Parte da oggi lo sciopero degli avvocati di 15 giorni proclamato dall’Organismo congressuale forense per protestare contro l’inadeguatezza delle misure adottate per ridurre il rischio di contagio da Coronavirus negli uffici giudiziari.

Ma “si segnalano da più parti situazioni in cui questo o quel giudice nega la legittimità del diritto alla astensione, per mancanza niente di meno che di gravi eventi lesivi della incolumità e della sicurezza dei lavoratori”.

E in tutti questi casi l’Organismo Congressuale Forense, assicura in una nota, “è pronto a tutelare i diritti degli avvocati sia dinanzi alla Commissione di Garanzia per l’esercizio del diritto di sciopero, sia in tutte le altre sedi”.

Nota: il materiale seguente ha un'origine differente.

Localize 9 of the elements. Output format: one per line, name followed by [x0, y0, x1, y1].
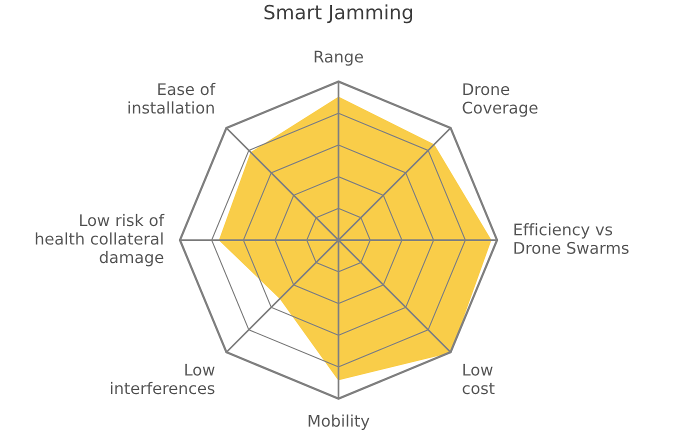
spoke-label: Efficiency vs Drone Swarms [514, 223, 629, 254]
spoke-label: Mobility [308, 414, 370, 430]
spoke-label: Ease of installation [128, 82, 216, 114]
spoke-label: Low cost [462, 364, 495, 394]
spoke-label: Low interferences [110, 364, 215, 394]
spoke-label: Low risk of health collateral damage [36, 214, 164, 266]
chart-title: Smart Jamming [264, 4, 412, 24]
spoke-label: Range [314, 50, 363, 66]
spoke-label: Drone Coverage [462, 83, 538, 117]
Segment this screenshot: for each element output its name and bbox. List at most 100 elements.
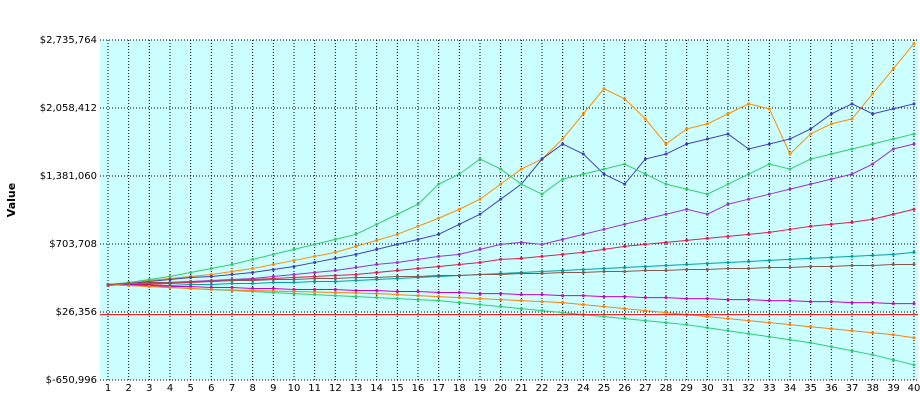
data-point xyxy=(437,299,441,303)
data-point xyxy=(189,270,193,274)
data-point xyxy=(375,292,379,296)
x-tick-label: 32 xyxy=(742,383,755,394)
data-point xyxy=(375,270,379,274)
data-point xyxy=(643,117,647,121)
y-axis-title: Value xyxy=(5,183,18,217)
data-point xyxy=(891,262,895,266)
data-point xyxy=(292,258,296,262)
data-point xyxy=(871,217,875,221)
data-point xyxy=(747,319,751,323)
data-point xyxy=(602,227,606,231)
y-tick-label: $2,058,412 xyxy=(40,103,97,114)
data-point xyxy=(767,321,771,325)
x-tick-label: 36 xyxy=(825,383,838,394)
data-point xyxy=(871,301,875,305)
data-point xyxy=(767,192,771,196)
data-point xyxy=(395,293,399,297)
data-point xyxy=(912,207,916,211)
data-point xyxy=(478,157,482,161)
data-point xyxy=(354,289,358,293)
data-point xyxy=(457,296,461,300)
data-point xyxy=(912,302,916,306)
data-point xyxy=(292,281,296,285)
data-point xyxy=(313,270,317,274)
data-point xyxy=(726,202,730,206)
x-tick-label: 21 xyxy=(515,383,528,394)
series-line xyxy=(107,263,914,286)
data-point xyxy=(209,266,213,270)
data-point xyxy=(602,167,606,171)
data-point xyxy=(623,307,627,311)
x-tick-label: 17 xyxy=(432,383,445,394)
data-point xyxy=(891,302,895,306)
data-point xyxy=(561,252,565,256)
data-point xyxy=(395,242,399,246)
data-point xyxy=(705,297,709,301)
data-point xyxy=(705,261,709,265)
x-tick-label: 26 xyxy=(618,383,631,394)
series-line xyxy=(107,284,915,339)
data-point xyxy=(395,232,399,236)
data-point xyxy=(912,142,916,146)
data-point xyxy=(499,242,503,246)
data-point xyxy=(519,307,523,311)
data-point xyxy=(623,265,627,269)
data-point xyxy=(437,182,441,186)
x-tick-label: 19 xyxy=(474,383,487,394)
data-point xyxy=(788,257,792,261)
data-point xyxy=(499,257,503,261)
y-tick-label: $2,735,764 xyxy=(40,35,97,46)
data-point xyxy=(643,172,647,176)
series-line xyxy=(108,284,914,305)
x-tick-label: 30 xyxy=(701,383,714,394)
data-point xyxy=(168,286,172,290)
data-point xyxy=(829,327,833,331)
data-point xyxy=(354,265,358,269)
data-point xyxy=(251,289,255,293)
data-point xyxy=(912,262,916,266)
data-point xyxy=(809,224,813,228)
data-point xyxy=(147,278,151,282)
x-tick-label: 3 xyxy=(146,383,152,394)
data-point xyxy=(809,157,813,161)
data-point xyxy=(292,272,296,276)
data-point xyxy=(457,291,461,295)
data-point xyxy=(726,260,730,264)
data-point xyxy=(726,298,730,302)
data-point xyxy=(395,297,399,301)
data-point xyxy=(685,238,689,242)
data-point xyxy=(891,147,895,151)
x-tick-label: 18 xyxy=(453,383,466,394)
data-point xyxy=(581,250,585,254)
data-point xyxy=(912,102,916,106)
data-point xyxy=(829,122,833,126)
data-point xyxy=(333,291,337,295)
x-tick-label: 16 xyxy=(412,383,425,394)
data-point xyxy=(499,292,503,296)
y-tick-label: $-650,996 xyxy=(46,375,97,386)
data-point xyxy=(602,87,606,91)
data-point xyxy=(416,294,420,298)
data-point xyxy=(850,301,854,305)
x-tick-label: 28 xyxy=(660,383,673,394)
data-point xyxy=(437,264,441,268)
x-tick-label: 31 xyxy=(722,383,735,394)
x-tick-label: 39 xyxy=(887,383,900,394)
data-point xyxy=(623,182,627,186)
data-point xyxy=(788,323,792,327)
data-point xyxy=(519,299,523,303)
data-point xyxy=(437,254,441,258)
data-point xyxy=(478,260,482,264)
data-point xyxy=(354,272,358,276)
data-point xyxy=(664,311,668,315)
data-point xyxy=(354,276,358,280)
data-point xyxy=(478,292,482,296)
data-point xyxy=(581,232,585,236)
data-point xyxy=(168,274,172,278)
data-point xyxy=(767,299,771,303)
data-point xyxy=(623,162,627,166)
data-point xyxy=(581,112,585,116)
data-point xyxy=(230,282,234,286)
data-point xyxy=(602,172,606,176)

“Siamo davanti a eventi gravissimi e purtroppo epocali, tempi in cui addirittura vengono chiuse le scuole e le attività ricreative che rischiano di produrre affollamento e c’è qualcuno che si permette di sindacare la gravità della situazione, spiegando che non ci sono rischi per la sicurezza, mentre notizie di quarantene e contagi si rincorrono nei palazzi di giustizia – afferma Giovanni Malinconico, coordinatore dell’Ocf – Ci poniamo una domanda: come è possibile mantenere la distanza di un metro in quei gironi danteschi che sono certi tribunali italiani? È tutela della propria incolumità e sicurezza, quella che spinge gli avvocati alla astensione, certo non il desiderio di riposo, atteggiamento che semmai va cercato altrove, non nella categoria forense”.

“Signor Ministro, le domande semplici esigono risposte inequivoche. Quali differenze il Governo ritiene sussistano, ai fini dell’obiettivo di contenimento della diffusione del coronavirus, tra uno stadio, un’aula scolastica, una sala cinematografica, ed invece un Tribunale?”: così l’Unione delle Camere penali si rivolge al ministro della Giustizia.

“Se avete deciso (e ne avrete avute tutte le ragioni) di chiudere le scuole di tutta Italia, dovete spiegarci perché – scrivono i penalisti in una lettera pubblica a Alfonso Bonafede – non chiudere (salvi i processi urgenti ed indifferibili) i Tribunali. Ancor meno comprensibile è l’idea di rimettere ogni decisione ai responsabili degli Uffici Giudiziari, senza vincolarli a parametri univoci e categorici, ispirati e regolati dagli unici criteri rilevanti, cioè quelli della scienza medica e della tutela della salute pubblica”.

E se “è del tutto ovvio e condivisibile affermare che non possa essere rimessa agli avvocati la valutazione delle condizioni e dei parametri di salvaguardia della salute pubblica”, perché invece “questa ineccepibile considerazione non dovrebbe invece valere per un Procuratore della Repubblica o per un Presidente di Corte di Appello? In nome di cosa, cioè di quali cognizioni scientifiche si chiudono alcuni Tribunali, e se ne tengono aperti altri?”.

“Ecco le domande alle quali ci attendiamo adeguate risposte da parte di chi ha la difficile responsabilità di governare un Paese. Dovreste comprendere Voi per primi che in una situazione di allarme sociale e di crescente ansia dei cittadini, regole di comportamento inspiegabilmente diverse adottate in relazione a situazioni equivalenti creano sconcerto, rabbia, smarrimento, ed avviano l’allarme verso la strada pericolosa della paura irrazionale e incontrollabile”, concludono i penalisti.